It can be difficult finding a family room for an affordable price in Paris. You have to start looking early and book as soon as you find something. Of course you can find thousands of rooms, but not all have air conditioning and Paris is a big and noisy city. The hotel rooms tend to be very small. Also if a room is really cheap verify if you have to share the bathroom.
Cleanliness and neighborhood are also of concern when traveling with kids. I wouldn't stay right by Place Pigalle for example, but 2-3 streets to the West is a much quieter neighborhood in the 9th. So, consulting reviews will help to know the hotel style. If the reviews are by solo travelers, it may not be a place for a family.
It is not worth hunting for a hotel with included breakfast. Most of breakfast provided would consist of a low quality croissant, a bad coffee and an artificial juice. I would also recommend not paying for a breakfast at a hotel, which will cost you starting 6E and up, but just cross the street and have the most delicious café croissant from the bakery or a patisserie for as low as 2E.
In other regions it is relatively easy to find either a family room or 2 rooms for lower prices. Breakfasts can be delicious too especially in the countryside.
Many castles are also renting rooms in the hotel section, and some are very affordable.
As we travel for longer stays, we usually rent an apartment, but occasionally are staying at the hotels or bed and breakfasts for 1-2 days. Recently we tried staying in a camping and since we are also staying in campings. Gites or gites villages are country homes and are another option. Apartment hotels do exist also but often are more expensive than hotels and rented apartments.
Apartments and mobile homes are usually rented by the week, but in low season (outside July and August) it is possible to rent for just a few nights.
There is a security deposit to pay. Some offer cleaning services at the end of the stay, but this is expensive 40-60E. Most require you to clean yourself at the end of the stay.
The arrangements can be done by Internet and the payments are by bank transfer or credit card for the camping’s. Some homeowners, mostly foreign, as they don’t live there and use services of an agent, ask to prepay all amount in advance. This is normal practice; however we prefer dealing with French owners who only ask for a deposit to make a reservation. There are also rental agencies advertising on Internet. I used them in Italy and in France.
Our experience was good so far with British and French homeowners. I browse the web for a couple of months before finding something. The best places and more affordable can be booked more than one year in advance, so start searching early.

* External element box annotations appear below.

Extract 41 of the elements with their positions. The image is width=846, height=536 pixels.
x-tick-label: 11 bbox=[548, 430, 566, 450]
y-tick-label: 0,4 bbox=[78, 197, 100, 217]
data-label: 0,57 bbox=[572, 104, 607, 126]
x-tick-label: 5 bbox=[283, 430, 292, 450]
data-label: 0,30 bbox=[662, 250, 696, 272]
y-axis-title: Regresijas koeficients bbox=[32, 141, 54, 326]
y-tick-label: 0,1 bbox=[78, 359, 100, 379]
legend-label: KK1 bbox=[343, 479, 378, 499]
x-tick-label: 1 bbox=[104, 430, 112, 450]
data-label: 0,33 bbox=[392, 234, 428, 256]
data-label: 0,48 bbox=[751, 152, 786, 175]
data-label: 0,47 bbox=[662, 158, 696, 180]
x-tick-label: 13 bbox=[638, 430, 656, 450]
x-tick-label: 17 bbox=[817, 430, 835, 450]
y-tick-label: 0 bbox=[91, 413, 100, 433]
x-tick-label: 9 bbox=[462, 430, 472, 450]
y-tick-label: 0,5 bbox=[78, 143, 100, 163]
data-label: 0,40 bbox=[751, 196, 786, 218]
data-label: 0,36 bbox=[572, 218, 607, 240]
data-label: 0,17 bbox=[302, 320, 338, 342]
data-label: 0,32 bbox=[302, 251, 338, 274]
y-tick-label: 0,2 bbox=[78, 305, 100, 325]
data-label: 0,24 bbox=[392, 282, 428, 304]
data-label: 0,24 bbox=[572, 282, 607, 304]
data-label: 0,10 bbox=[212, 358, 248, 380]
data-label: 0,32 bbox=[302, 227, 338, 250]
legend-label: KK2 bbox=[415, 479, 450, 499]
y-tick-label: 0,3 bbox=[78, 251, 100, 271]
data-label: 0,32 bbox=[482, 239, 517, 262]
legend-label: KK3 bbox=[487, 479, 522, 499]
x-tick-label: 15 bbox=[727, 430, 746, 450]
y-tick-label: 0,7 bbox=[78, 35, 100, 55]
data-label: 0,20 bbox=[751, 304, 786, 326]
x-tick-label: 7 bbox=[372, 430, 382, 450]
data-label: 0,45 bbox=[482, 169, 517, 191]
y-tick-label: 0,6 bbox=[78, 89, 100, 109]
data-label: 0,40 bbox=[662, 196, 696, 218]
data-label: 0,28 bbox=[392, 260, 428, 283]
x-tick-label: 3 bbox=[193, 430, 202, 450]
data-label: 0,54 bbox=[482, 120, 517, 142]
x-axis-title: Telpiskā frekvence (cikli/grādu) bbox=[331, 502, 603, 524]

In terms of rentals themselves, they are not hotels. They are mostly located in old buildings, which is part of their charm. So, the toilet is often separate from the rest of the bathroom for example. Many French old towns or villages have narrow streets, so you won’t find many terraces in this area. If any, they are part of the roof, which can sometimes be very hot or windy. Old French balconies are tiny, and usually to protect a door/window rather than sitting there.
So, for having a terrace, one may need to walk longer distances to the modern part of the town, or rent a villa floor with a garden. For a few rentals in old towns with a terrace the prices can be prohibitive.
There is a caution to be paid for any damage, and is refundable on departure. Usually a check is requested or a lower amount in cash. I was shocked at first when some of the ads request a 2000E caution. I mean, what can be broken in a place that is worth it. So, you have to be selective, because if someone values so much their belongings, shouldn’t be renting to strangers or shouldn’t be using such expensive items, paintings or statues in a rental apartment. Not sure I want to live in a museum, especially with kids, but even by myself.
When reading a rental ad, verify the exact location, the distance in meters to landmarks, not in minutes, the cleaning fees or arrangements. Particularly in France, very tiny rooms are rented at times. One sort of bedding very popular there are bunk beds, but they are often placed in a tiny room with no windows, called a cabine. I am personally reluctant sleeping in a closed space.
Another popular invention there is a mezzanine. Some owners are using this to subdivide the existing studio, by installing a second floor in the same room. This ends in two rooms with low ceilings and in practice is 1 room as you can’t close the door in between. This type of room is not handy with children. The stairs or the lather is not too safe even for an adult. However some home owners consider they doubled the living surface and the rates are high.
Ask questions and insist to have a description or a floor plan.
Some apartments are subdivided to a ridiculous extent. For example a 35m2 can have 2 bedrooms and a separate kitchen. Each room is tiny.
Many homeowners are asking for 900E or more, but expect you to sleep in a sofa bed which can be less comfortable than budget IKEA sofa beds.
Some request a ridiculously high number of transfers. I had to explain to some how much an international transfer costs. Most of the time it is just because the owner has never left his village or heard of anything foreign. Generally, French owners are nice and want to rent, it is just they don’t know. And usually they will agree to change their policy. Just ask.
Linens and towels can be rented, but at the price you can get new ones.
In other words if something is important to you, ensure it is clearly stated.
Although I occasionally call an owner, if I am particularly interested in renting, I am not chasing anyone. Someone who answers emails and calls me is really interested to rent and the service is usually much better with these people.
For those who want to stay longer in one location I recommend referring to Slowtrav.com for reviews, trip reports and advice.